None of the restaurants we went to served water. Water had to be specifically asked for, always. Did it mean that Georgians are averse to water or they never drank water alongside their meals? Don’t have an answer. Also, none of the meals had a dessert, there were no desserts on the menu. I guess dentists do pretty badly in Georgia.

The tastes, the sights and the people of the city were truly enthralling. No other city I had ever been had a natural water fall at its centre. Women were gorgeous, with fair complexion and spotless, smooth skin. Both men and women turned out immaculately dressed in public. Only the gypsies presented a shabby side, with the children literally clinging to your heels till you give them money. But they were never shooed away, even when they harassed tourists, but was regarded indulgently by the locals. Men and women openly expressed affection, generously hugging and kissing softly on each other’s cheeks when they met.

Khinkali

The people seemed to be fun loving, energetic and hard working. They were amicable. Women looked more enterprising and ran most business establishments we have been to, by that I mean most shops except the liquor shops !!!!. I guess most people loved their drinks and a fag (though smoking was not much in evidence in the city) and good food. Vodka, vodka for the car, this was a constant refrain of our driver – who looked old and shrivelled, but was quite sturdy; he had a CD of old Hindi songs in the car which he played briefly before switching back to English music (English pop was ubiquitous, everyone listed to it non stop in the cars).
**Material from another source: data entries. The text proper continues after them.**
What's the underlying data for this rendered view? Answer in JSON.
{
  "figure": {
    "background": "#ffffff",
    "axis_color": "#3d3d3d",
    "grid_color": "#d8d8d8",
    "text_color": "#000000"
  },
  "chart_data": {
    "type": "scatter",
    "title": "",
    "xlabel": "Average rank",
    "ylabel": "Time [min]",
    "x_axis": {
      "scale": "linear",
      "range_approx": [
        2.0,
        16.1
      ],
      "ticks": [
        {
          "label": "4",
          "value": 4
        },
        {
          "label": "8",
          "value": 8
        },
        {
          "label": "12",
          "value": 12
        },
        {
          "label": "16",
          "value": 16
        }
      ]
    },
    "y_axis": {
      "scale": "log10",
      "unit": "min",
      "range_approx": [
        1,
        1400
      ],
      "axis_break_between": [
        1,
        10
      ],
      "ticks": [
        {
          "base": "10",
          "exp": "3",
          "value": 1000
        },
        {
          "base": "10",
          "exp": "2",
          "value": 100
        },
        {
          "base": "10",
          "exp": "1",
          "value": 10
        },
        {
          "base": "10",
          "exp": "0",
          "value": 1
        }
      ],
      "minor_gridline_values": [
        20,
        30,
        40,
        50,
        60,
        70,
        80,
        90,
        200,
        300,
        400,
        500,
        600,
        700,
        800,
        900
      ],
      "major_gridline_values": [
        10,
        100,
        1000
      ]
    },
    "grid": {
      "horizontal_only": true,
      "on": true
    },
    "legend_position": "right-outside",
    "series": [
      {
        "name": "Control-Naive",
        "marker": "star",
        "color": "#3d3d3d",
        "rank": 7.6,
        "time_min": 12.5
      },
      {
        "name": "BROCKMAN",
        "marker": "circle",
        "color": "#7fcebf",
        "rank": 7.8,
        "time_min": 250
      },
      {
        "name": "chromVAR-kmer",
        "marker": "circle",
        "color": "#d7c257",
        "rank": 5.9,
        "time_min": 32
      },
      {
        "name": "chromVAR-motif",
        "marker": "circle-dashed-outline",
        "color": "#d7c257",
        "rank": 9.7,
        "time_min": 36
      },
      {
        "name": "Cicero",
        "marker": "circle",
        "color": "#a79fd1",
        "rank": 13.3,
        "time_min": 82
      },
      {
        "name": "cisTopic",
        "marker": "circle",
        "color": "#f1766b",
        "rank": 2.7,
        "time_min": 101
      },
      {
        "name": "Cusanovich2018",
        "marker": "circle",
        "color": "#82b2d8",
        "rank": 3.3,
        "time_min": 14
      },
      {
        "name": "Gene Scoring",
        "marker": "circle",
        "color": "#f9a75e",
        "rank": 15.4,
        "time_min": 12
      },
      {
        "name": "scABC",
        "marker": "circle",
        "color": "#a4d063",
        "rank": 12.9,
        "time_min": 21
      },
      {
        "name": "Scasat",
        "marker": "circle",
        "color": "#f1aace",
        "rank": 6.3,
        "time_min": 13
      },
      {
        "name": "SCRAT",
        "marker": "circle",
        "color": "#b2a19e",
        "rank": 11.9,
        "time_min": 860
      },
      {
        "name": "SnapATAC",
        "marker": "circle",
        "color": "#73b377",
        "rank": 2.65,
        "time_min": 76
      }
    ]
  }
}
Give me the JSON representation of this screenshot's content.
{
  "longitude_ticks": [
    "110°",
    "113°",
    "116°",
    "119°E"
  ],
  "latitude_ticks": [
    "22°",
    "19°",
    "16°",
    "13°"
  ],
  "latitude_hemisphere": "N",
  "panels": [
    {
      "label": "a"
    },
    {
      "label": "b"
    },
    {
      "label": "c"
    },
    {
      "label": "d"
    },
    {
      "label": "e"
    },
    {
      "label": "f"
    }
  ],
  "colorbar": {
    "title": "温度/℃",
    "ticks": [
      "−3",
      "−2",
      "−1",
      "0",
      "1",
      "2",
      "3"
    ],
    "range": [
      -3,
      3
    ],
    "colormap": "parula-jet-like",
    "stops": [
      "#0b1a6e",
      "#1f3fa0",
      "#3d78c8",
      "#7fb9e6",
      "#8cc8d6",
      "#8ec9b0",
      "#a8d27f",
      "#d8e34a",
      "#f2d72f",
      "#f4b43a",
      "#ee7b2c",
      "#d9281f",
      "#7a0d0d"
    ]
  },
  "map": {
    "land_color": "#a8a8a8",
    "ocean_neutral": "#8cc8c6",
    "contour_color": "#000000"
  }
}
Spring was beginning after a long depressing winter and spirits were up. It was a good time to visit the country still poised between two worlds – the old communist dominated behind the iron curtain world and the new, brutal, cut throat, consumerist world of capitalist origin. In Tiblisi the change was evident and this wave was definitely set to sweep the country in years to come. We have met Georgia in its dawn, which hopefully will not turn out to be twilight for the country. We hope to return to its spell some day.

Notes:

  • Most young women we met went by the name of Nino. Later we found that the three most common names for women were Nino, Ana and Maria. For men, the most common names were David, Georgi and Vakhtang – names of the erstwhile kings.

[Like South Korea, where one could get by calling a guy Kim, if that didn’t work, then Kang etc. here too we had a pretty much standard set of names we could try out]

  • The currency is Georgian GEL (Lari and Tetri – which is small change)
  • Holiday Factory offers a standard tourist package which does not cover much. I would rather build a custom package which covers what interest us most rather than the package. This may be slightly more expensive, but would avoid shelling out extra dollars buying add-ons once we are in Georgia.
  • There are ATM’s in Tiblisi and in Gudauri. So getting cash is not a problem.
  • Most shops in Tiblisi accept international credit cards. The supermarket in Gudauri also accepted credit card.
  • The country is relatively safe. No one warned us to keep off from any place. There were no signs warning of pickpockets etc. anywhere.
  • Indians resident in UAE do not require visa. You can get an entry permit on arrival.